Ms Fentiman said more foster carers from all walks of life were needed.
Natalie and Dylan’s story is one of several that will feature in the latest campaign which kicked off today (Sunday 8 October).
“Foster carers like Natalie and Dylan play a critical role in our child safety system,” Ms Fentiman said.
“What better way to hear about the benefits of fostering a child than from the carers themselves, who can talk about the challenges they face and the joys of helping a child.
“Our latest campaign will run for four weeks and comes after a successful first campaign which saw the number of online enquiries double.
“We need more people to take on this role, and I would encourage anyone who has ever thought about becoming a foster carer to take the next step.”
Ms Fentiman said the latest recruitment drive profiled nine different foster carers, from all different walks of life.
“These foster carers are sharing their own personal experiences and stories of fostering, in the hope of attracting more people,” she said.
“They are ordinary Queenslanders, like you and me, but they are taking on extraordinary roles in the lives of some of our most vulnerable children who cannot live safely at home.
“Like me, they want to see these children reach their full potential and are willing to give them the care and love they need to achieve this.”
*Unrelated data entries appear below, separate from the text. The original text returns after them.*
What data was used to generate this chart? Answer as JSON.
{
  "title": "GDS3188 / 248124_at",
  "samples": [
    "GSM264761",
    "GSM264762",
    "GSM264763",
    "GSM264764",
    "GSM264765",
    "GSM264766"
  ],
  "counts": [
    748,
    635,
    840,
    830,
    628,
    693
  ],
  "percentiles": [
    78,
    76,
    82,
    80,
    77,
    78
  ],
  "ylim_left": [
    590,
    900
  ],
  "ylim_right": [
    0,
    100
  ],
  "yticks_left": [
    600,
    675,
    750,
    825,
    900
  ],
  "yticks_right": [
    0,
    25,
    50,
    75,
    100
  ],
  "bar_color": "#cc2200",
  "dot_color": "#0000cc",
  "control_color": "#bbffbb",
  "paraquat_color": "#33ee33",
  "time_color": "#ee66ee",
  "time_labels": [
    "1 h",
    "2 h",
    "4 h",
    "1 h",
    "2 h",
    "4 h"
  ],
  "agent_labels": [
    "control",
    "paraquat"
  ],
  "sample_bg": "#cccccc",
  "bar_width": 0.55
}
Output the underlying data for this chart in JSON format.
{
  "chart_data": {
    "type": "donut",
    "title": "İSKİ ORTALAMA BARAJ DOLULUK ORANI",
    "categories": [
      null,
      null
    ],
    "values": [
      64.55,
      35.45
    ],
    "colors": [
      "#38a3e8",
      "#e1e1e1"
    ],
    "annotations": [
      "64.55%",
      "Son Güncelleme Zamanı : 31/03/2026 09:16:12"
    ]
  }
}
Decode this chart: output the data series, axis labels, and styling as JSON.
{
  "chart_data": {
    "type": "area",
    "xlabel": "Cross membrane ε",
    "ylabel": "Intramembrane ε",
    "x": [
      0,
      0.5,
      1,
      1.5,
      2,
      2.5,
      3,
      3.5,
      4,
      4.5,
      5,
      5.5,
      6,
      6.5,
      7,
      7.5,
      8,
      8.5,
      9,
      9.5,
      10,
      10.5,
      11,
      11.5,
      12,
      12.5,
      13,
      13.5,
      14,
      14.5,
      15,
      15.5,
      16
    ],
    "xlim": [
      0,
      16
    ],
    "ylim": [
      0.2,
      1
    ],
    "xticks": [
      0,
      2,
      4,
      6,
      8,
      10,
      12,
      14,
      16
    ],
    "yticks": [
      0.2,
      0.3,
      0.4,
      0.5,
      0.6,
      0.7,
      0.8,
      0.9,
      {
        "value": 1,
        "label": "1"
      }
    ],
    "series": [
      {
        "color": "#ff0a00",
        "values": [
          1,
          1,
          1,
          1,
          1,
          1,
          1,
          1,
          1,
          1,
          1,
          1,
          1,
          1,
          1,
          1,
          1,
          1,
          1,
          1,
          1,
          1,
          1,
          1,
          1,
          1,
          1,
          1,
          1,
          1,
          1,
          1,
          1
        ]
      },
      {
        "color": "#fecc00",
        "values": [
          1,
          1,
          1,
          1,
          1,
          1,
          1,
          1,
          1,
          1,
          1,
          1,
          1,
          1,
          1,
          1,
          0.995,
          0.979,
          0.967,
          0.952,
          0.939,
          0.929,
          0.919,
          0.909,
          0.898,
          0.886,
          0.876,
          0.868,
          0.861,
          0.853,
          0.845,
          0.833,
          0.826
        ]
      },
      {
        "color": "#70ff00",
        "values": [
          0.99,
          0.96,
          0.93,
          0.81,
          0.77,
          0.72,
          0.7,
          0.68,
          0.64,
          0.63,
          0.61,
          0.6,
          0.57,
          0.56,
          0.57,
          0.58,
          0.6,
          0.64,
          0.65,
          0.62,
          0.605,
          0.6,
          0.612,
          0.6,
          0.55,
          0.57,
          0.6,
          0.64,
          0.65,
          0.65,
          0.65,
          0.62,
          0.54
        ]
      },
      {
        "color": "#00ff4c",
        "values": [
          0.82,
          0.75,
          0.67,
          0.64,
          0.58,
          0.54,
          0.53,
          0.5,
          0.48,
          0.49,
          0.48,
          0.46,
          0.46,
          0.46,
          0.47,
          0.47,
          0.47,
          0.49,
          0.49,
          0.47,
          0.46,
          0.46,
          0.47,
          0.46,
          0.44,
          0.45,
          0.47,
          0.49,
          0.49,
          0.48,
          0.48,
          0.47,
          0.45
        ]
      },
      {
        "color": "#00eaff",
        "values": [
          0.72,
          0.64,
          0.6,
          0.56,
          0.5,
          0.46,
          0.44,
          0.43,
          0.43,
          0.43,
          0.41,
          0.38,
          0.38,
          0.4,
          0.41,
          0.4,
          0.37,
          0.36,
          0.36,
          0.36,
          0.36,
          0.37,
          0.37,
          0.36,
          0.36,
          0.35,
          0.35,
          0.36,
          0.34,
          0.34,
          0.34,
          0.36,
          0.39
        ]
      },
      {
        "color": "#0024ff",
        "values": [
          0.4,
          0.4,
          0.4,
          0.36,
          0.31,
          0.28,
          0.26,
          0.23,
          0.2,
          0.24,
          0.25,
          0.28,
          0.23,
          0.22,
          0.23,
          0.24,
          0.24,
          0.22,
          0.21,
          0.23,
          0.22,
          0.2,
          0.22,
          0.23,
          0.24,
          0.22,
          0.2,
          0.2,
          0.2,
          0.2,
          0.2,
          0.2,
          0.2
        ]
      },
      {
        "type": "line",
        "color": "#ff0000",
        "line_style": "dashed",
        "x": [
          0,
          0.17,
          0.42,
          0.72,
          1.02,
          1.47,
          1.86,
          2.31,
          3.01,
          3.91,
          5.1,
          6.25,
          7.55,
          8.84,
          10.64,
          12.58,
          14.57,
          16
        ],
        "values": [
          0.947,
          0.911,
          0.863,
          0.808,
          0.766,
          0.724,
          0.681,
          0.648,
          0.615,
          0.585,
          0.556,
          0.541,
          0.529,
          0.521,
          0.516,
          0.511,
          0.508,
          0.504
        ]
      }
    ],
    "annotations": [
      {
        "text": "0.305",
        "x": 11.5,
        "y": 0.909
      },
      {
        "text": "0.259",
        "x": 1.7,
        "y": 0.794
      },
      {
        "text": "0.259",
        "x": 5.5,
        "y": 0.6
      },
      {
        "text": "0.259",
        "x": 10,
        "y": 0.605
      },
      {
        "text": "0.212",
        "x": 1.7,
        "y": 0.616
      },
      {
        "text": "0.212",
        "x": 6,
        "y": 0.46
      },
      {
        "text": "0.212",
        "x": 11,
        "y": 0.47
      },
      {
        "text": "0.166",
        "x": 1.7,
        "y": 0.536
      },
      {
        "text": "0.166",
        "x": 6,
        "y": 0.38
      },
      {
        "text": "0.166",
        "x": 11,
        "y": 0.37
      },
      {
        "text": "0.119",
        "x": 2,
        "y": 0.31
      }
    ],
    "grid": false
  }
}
The latest recruitment drive will feature on state-wide television advertising, digital advertising, on shopping centre panels, on social media and on targeted media including Indigenous Community Television, Koori Mail and QNews.
The $2.6 million Foster Carer recruitment campaign began in April with the aim of attracting 1000 additional carers.
Applications to become a Foster Carer doubled from 200 to 400 over the 10-week first phase of the campaign, which included digital and newspaper advertising.
Ms Fentiman said the Palaszczuk Government had also boosting support to foster and kinship carers.
“This includes providing at least $2000 per year towards out-of-pocket childcare expenses for children aged one to five,” she said.
“This will support our hardworking foster and kinships carers across the state, and will also help attract more working Queenslanders to take on the invaluable job of fostering.